E tuttavia non vale, secondo Bobbio, la non implicazione inversa. La giustizia, le libertà, o quanto meno quel sistema di principi e valori che chiamiamo "democrazia", implica il diritto. Può ben esserci, ovviamente, diritto senza democrazia, ma non può esserci democrazia senza diritto. Giacché la democrazia è un insieme di regole - le regole del gioco, appunto - e queste regole sono le regole giuridiche: non qualunque regola, ma le regole costituzionali che assicurano il potere della maggioranza e insieme i limiti e i vincoli al potere di maggioranza.
Io credo che questo sia il maggior insegnamento di Norberto Bobbio: importante ieri, allorché l'illusione di una democrazia o di un socialismo senza diritto ha rappresentato una causa non secondaria del fallimento di quella grande speranza del secolo che è stato il socialismo realizzato; ma non meno importante oggi che il disprezzo per la legalità e l'insofferenza per regole e controlli sembrano divenuti il denominatore comune delle odierne ideologie liberiste, che non ammettono limiti ai poteri privati sul mercato e, insieme, delle concezioni correnti della democrazia come onnipotenza della maggioranza.
Il secondo nesso è quello tra diritto e ragione. Se la democrazia è anche una costruzione giuridica, essendo il diritto lo strumento necessario per modellare e garantire le istituzioni democratiche, è vero ancor prima, secondo Bobbio, che il diritto è una costruzione razionale, essendo la ragione lo strumento necessario per progettare ed elaborare il diritto. C'è un passo bellissimo di Bobbio, nella sua Introduzione del 1948 al De Cive di Hobbes, che esprime nella maniera più lucida questo nesso tra diritto e ragione: «la filosofia civile, come la geometria», scrive Bobbio a proposito di Hobbes, «rivolge la propria conoscenza ad un oggetto che noi stessi produciamo». E «in che senso si può dire che noi produciamo l'oggetto della filosofia civile o, con le parole stesse di Hobbes, formiamo lo Stato? Lo Stato, risponde Hobbes, non è per natura ma per convenzione. Appunto perché soddisfa ad un'esigenza elementare dell'uomo sono gli stessi uomini che lo vogliono».

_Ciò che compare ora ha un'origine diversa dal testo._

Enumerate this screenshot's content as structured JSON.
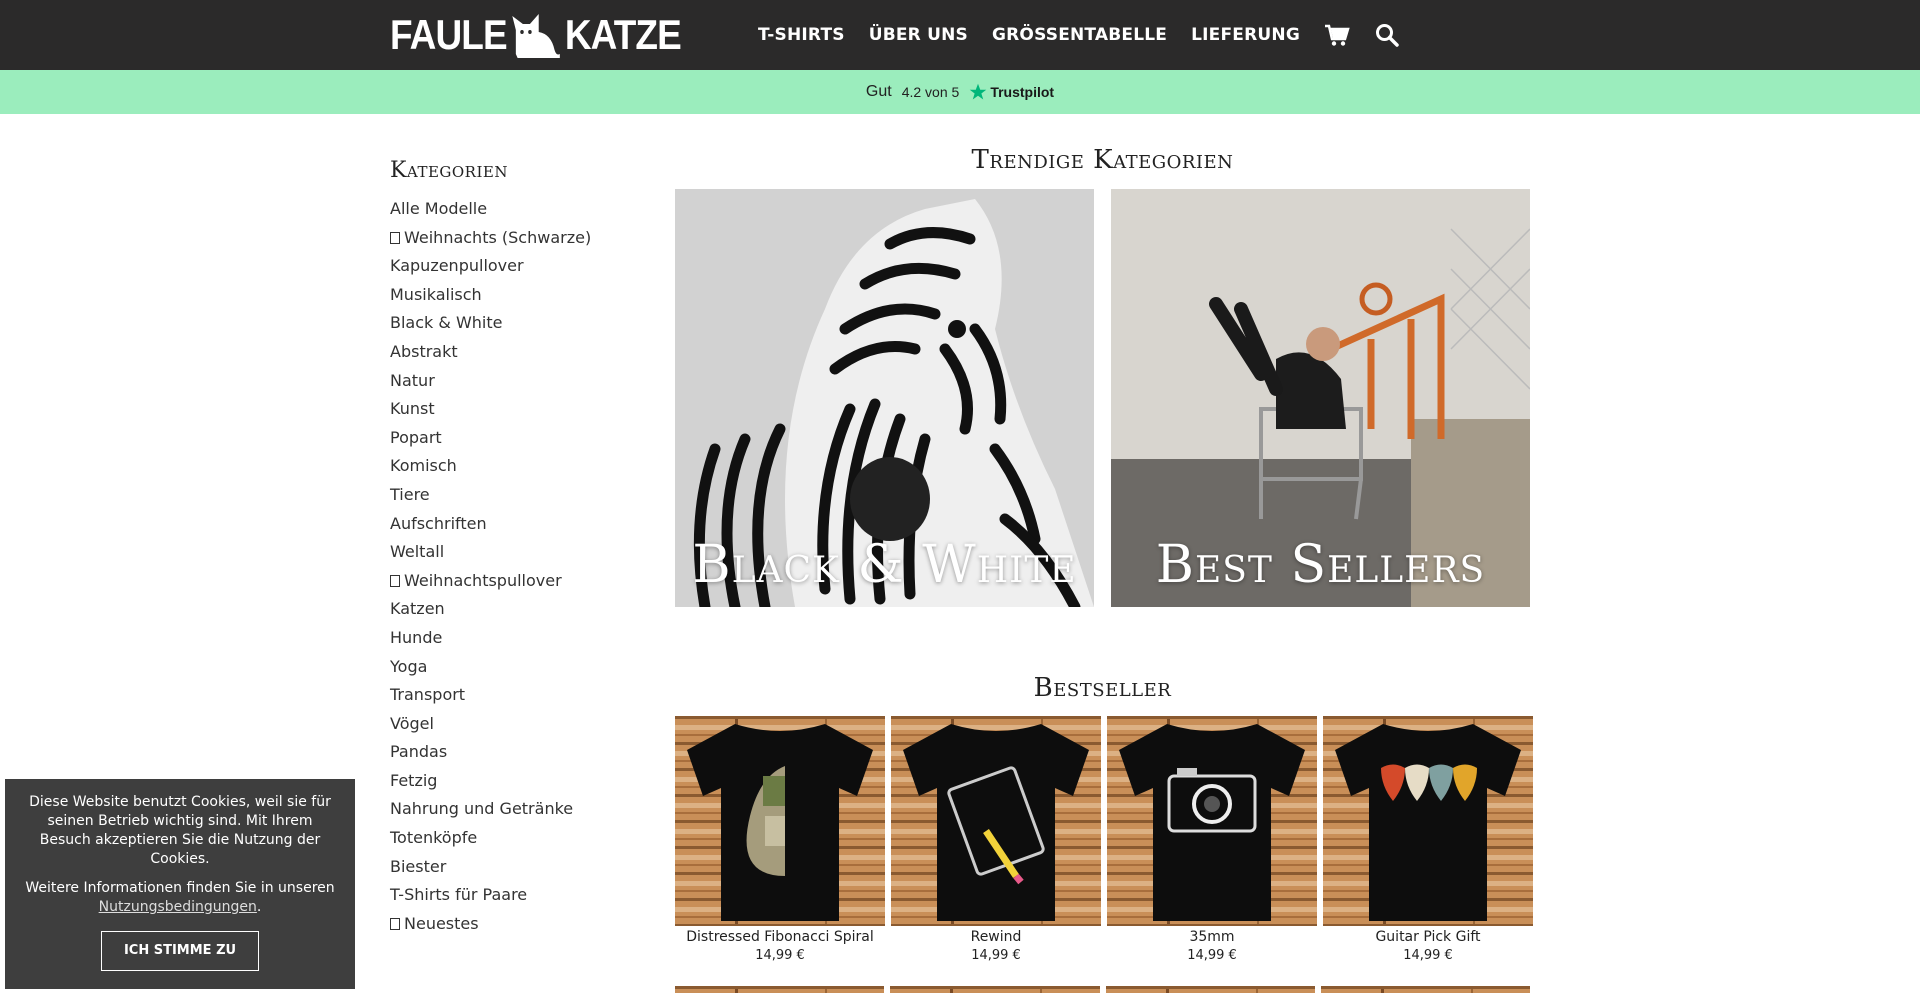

Per questo la teoria bobbiana del diritto, come già la teoria hobbesiana dello Stato, è una "teoria di ragione": perché il diritto non è un'entità naturale, bensì un artificio, frutto della politica e della teoria, ed è come lo interpretiamo e lo difendiamo e, prima ancora, come lo pensiamo, lo progettiamo e lo trasformiamo.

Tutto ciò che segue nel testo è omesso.